Agenda pendanaan baru yang diperdebatkan menjelang pelaksanaan COP27 juga cenderung disambut skpetis dalam COP 27. Agenda baru tersebut adalah mekanisme pendanaan kerugian (loss) dan kerusakan (damage) untuk negara-negara miskin dan berkembang akibat perubahan iklim turut diperkirakan mendapatkan hasil yang tidak memadai. Mengingat komitmen pendanaan sebelumnya yang telah disepakati lebih dari satu dekade lamanya (2009), hasilnya belumlah memadai. Telah disepakati sebelumnya, bahwa diperlukan pendanaan sebesar US$100 miliar per tahun untuk membantu negara-negara berkembang mengurangi emisi dan beradaptasi dengan perubahan iklim.
Saat berlangsungnya COP 27 sebuah laporan yang dirilis juga menunjukan, bahwa janji-janji oleh non state actor, seperti perusahaan, investor, lembaga keuangan, dan kota dan wilayah untuk mencapai emisi net-zero sering kali tidak lebih dari sekadar greenwashing.
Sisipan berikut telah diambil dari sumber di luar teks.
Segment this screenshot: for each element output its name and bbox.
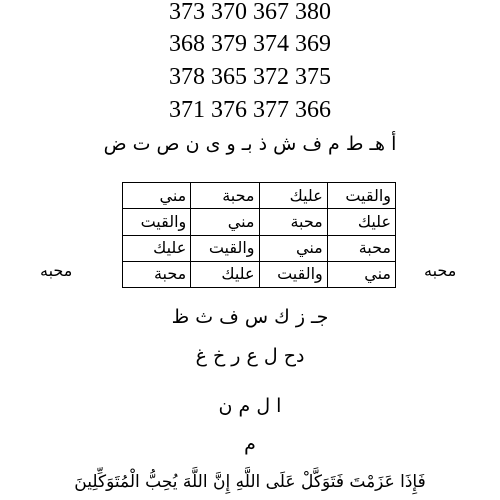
number-row-2: 368 379 374 369 xyxy=(169,31,331,57)
grid-cell: مني xyxy=(327,261,395,287)
side-word-left: محبه xyxy=(40,261,73,280)
grid-cell: والقيت xyxy=(259,261,327,287)
grid-cell: محبة xyxy=(191,183,259,209)
grid-cell: محبة xyxy=(327,235,395,261)
grid-cell: عليك xyxy=(259,183,327,209)
quran-verse: فَإِذَا عَزَمْتَ فَتَوَكَّلْ عَلَى اللَّهِ إِنَّ اللَّهَ يُحِبُّ الْمُتَوَكِّلِينَ xyxy=(74,472,426,492)
letters-line-4: ا ل م ن xyxy=(218,395,282,417)
letters-line-1: أ هـ ط م ف ش ذ بـ و ى ن ص ت ض xyxy=(103,133,397,155)
letters-line-2: جـ ز ك س ف ث ظ xyxy=(171,306,329,328)
side-word-right: محبه xyxy=(424,261,457,280)
letters-line-5: م xyxy=(244,433,256,455)
grid-cell: محبة xyxy=(259,209,327,235)
grid-row xyxy=(123,235,396,261)
grid-cell: عليك xyxy=(327,209,395,235)
grid-cell: والقيت xyxy=(123,209,191,235)
grid-cell: والقيت xyxy=(327,183,395,209)
grid-cell: محبة xyxy=(123,261,191,287)
grid-row xyxy=(123,261,396,287)
grid-cell: مني xyxy=(191,209,259,235)
words-grid xyxy=(122,182,396,288)
number-row-4: 371 376 377 366 xyxy=(169,97,331,123)
letters-line-3: دح ل ع ر خ غ xyxy=(195,345,305,367)
grid-cell: مني xyxy=(123,183,191,209)
grid-cell: عليك xyxy=(191,261,259,287)
grid-cell: عليك xyxy=(123,235,191,261)
grid-row xyxy=(123,209,396,235)
grid-row xyxy=(123,183,396,209)
number-row-3: 378 365 372 375 xyxy=(169,64,331,90)
grid-cell: مني xyxy=(259,235,327,261)
number-row-1: 373 370 367 380 xyxy=(169,0,331,25)
grid-cell: والقيت xyxy=(191,235,259,261)
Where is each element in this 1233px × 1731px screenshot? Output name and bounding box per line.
Laporan PBB yang disusun oleh para ahli PBB (Expert Group on the Net Zero Emissions Commitments of Non-State Entities) secara khusus bertujuan untuk menilai komitmen net-zero menetapkan standar baru yang diusulkan untuk menguatkan klaim net-zero olehpihak non-negara.
Perubahan iklim yang menimbulkan krisis iklim bagi umat manusia dan planet bumi adalah keniscayaan. Seluruh masyarakat dunia dan bangsa-bangsa, termasuk Indonesia tentu berharap, COP 27 akan memberikan hasil yang baik dan mampu mencegah krisis iklim.
Laporan UNEP Emissions Gap Report 2022 sesungguhnya telah menyarankan, bahwa diperlukan adanya transformasi yang radikal seluruh sistem untuk meningkatkan upaya pengurangan emisi. Seharusnya transformasi dimaksud, meliputi pula sikap para pemimpin dunia dalam COP 27. Tanpa adanya transformasi atas komitmen (NDC) dan akuntabilitas negara-negara dalam kerangka implementasi COP 27, maka cita persetujuan paris, hanyalah sekedar angan-angan belaka.